Everything you’ve been taught about passwords is wrong

If this describes you, don’t worry, you are not alone, and security experts are slowly coming to realize that most of the silly things we are all forced to do with our online passwords are counterproductive anyway.

Microsoft issued new password policy recommendations for offices that use its software this month, and almost every guideline runs counter to conventional wisdom.

Should administrators require users to change their passwords? No, says Microsoft, “because these requirements make users select predictable passwords, composed of sequential words and numbers that are closely related to each other.” This makes it easy for hackers to guess the next password, and hackers usually use newly obtained passwords immediately, so the gain from switching passwords is negligible.

What about long passwords or passwords that require symbols and numbers? Both bad. Long passwords often result in people just repeating a shorter, more memorable password, and users generally employ symbols and numbers in a predictable pattern. Capital letters are usually used to begin a password, and symbols such as “!” or “$” often go at the end.

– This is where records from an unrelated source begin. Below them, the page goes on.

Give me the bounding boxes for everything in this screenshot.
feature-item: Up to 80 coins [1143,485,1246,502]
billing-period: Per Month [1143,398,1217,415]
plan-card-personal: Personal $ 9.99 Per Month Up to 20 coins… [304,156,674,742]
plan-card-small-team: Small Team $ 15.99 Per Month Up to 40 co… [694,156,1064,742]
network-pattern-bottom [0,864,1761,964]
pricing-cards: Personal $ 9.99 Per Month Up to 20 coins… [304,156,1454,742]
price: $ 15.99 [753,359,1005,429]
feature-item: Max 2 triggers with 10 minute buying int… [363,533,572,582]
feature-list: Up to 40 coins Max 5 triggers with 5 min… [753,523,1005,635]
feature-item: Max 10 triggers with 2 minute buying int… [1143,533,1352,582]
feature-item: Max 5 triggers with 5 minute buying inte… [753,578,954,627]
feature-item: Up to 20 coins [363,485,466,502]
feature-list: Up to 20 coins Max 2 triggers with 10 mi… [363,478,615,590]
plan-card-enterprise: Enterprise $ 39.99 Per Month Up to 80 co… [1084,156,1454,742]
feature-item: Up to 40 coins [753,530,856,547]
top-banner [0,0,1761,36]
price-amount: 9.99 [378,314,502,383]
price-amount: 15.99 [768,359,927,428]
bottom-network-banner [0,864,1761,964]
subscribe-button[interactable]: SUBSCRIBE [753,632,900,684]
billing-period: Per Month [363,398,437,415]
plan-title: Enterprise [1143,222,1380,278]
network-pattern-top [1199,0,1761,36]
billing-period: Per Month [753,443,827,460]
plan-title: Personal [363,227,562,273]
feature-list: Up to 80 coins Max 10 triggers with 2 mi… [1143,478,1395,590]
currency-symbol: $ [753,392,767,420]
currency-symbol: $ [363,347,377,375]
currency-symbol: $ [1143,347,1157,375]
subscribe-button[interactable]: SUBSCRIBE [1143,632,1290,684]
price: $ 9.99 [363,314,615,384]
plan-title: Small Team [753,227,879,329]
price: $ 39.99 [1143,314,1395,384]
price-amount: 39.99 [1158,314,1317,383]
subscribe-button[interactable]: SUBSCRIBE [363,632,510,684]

These complexity requirements “prevent users from using secure and memorable passwords, and force them into coming up with less secure and less memorable passwords.”

Microsoft does not endorse banning all password rules. Some lazy passwords such as “12345” or “abcde” shouldn’t be allowed. And users should be encouraged not to use the same password for multiple sites.

Multi-factor authentication (where, in addition to a password, another layer of verification is required, such as an email or phone number) has become the gold standard for cybersecurity. It may be slightly inconvenient to always have your cellphone handy whenever you want to log on to your company laptop, but at least it’s better than which of your third-grade classmates you chose to be your password this month.